エネルギーの効率的利用を中心に、自分の考えを述べる。

レドックスフロー蓄電池

北海道電力再生可能エネルギーの導入拡大に向け、寿命が長く安全性も高い新型の大容量蓄電池であるレドックスフロー蓄電池を導入すると報じられたのを見て最初驚いた。住友電気工業が開発していたのだが、一時開発を諦めたと聞いていたからだ。記事によると2015年にも電力網につないで稼働させる。太陽光発電などを大量導入すると電力網の電圧などが不安定になるのを蓄電池の充放電で防ぐ。電力会社が大容量蓄電池を本格導入する初の事例になり、再生エネ普及の弾みになりそうだ。

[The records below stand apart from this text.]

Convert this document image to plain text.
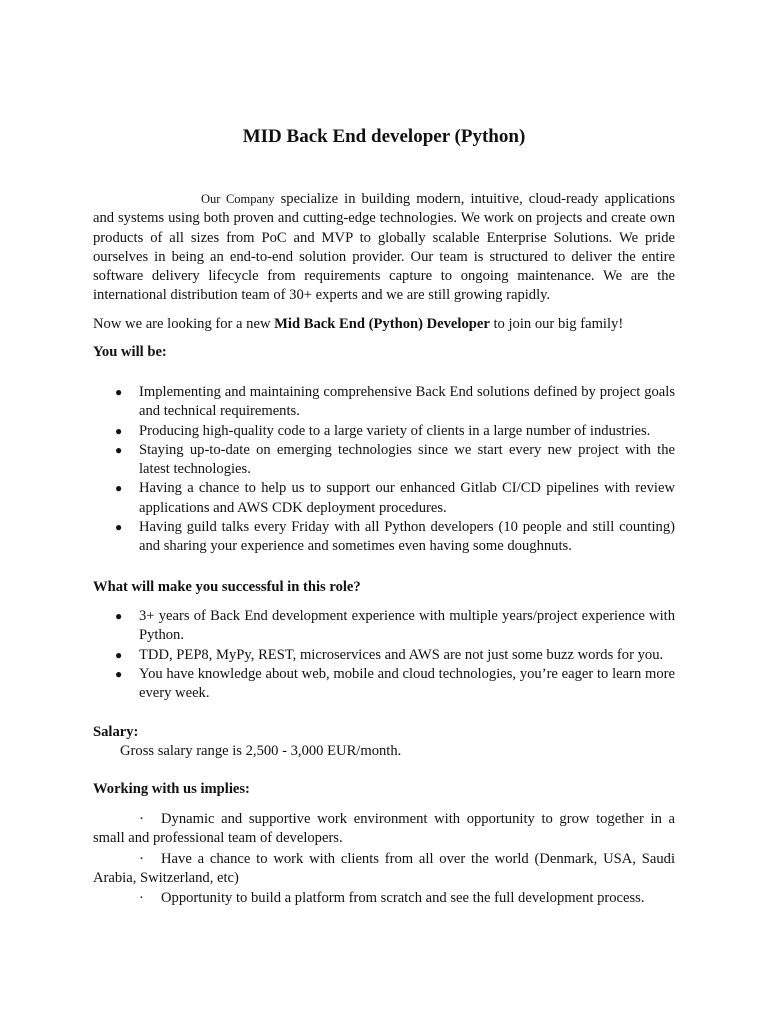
MID Back End developer (Python)

Our Company specialize in building modern, intuitive, cloud-ready applications and systems using both proven and cutting-edge technologies. We work on projects and create own products of all sizes from PoC and MVP to globally scalable Enterprise Solutions. We pride ourselves in being an end-to-end solution provider. Our team is structured to deliver the entire software delivery lifecycle from requirements capture to ongoing maintenance. We are the international distribution team of 30+ experts and we are still growing rapidly.

Now we are looking for a new Mid Back End (Python) Developer to join our big family!

You will be:

● Implementing and maintaining comprehensive Back End solutions defined by project goals and technical requirements.
● Producing high-quality code to a large variety of clients in a large number of industries.
● Staying up-to-date on emerging technologies since we start every new project with the latest technologies.
● Having a chance to help us to support our enhanced Gitlab CI/CD pipelines with review applications and AWS CDK deployment procedures.
● Having guild talks every Friday with all Python developers (10 people and still counting) and sharing your experience and sometimes even having some doughnuts.

What will make you successful in this role?

● 3+ years of Back End development experience with multiple years/project experience with Python.
● TDD, PEP8, MyPy, REST, microservices and AWS are not just some buzz words for you.
● You have knowledge about web, mobile and cloud technologies, you’re eager to learn more every week.

Salary:

Gross salary range is 2,500 - 3,000 EUR/month.

Working with us implies:

· Dynamic and supportive work environment with opportunity to grow together in a small and professional team of developers.

· Have a chance to work with clients from all over the world (Denmark, USA, Saudi Arabia, Switzerland, etc)

· Opportunity to build a platform from scratch and see the full development process.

昨年まで客員教授として奉職していた関西学院大学の三田キャンパスに、住友電工関西電力の両社が協力してレドックスフロー蓄電池をテストしていたのを見せて貰ったことがある。1985年から共同開発していたもので500kWx10時間規模のものだった。2001年に設置されており、常温常圧で作動し、バナジウム電荷の差を燃料電池に使うような電解質膜を介してやりとりすることで蓄電放電を行う。この膜の寿命と、バナジウムのコストが高いという問題を解決できなかったので、商品化を一時諦めていたはずだ。それが日本の送電網に変動する自然エネルギーの出力を多く取り入れるために実用化されるのは嬉しいことだ。同じような目的でNaS電池があるが、高温で作動することからくる安全性の問題がないとはいえない。北海道電は新型蓄電池レドックスフロー蓄電池を基幹変電所に設置する計画で、電気をためられる能力は6万キロワット時(一般家庭6千世帯の1日分の消費電力に相当)で世界最大級となる。導入費用は200億円規模という。
待機損失がなく、起動が速いし、設置面積は大きいが発火の怖れも殆どないのが自分には好ましいものだったが、これが日本で利用されることになったのは嬉しいことだ。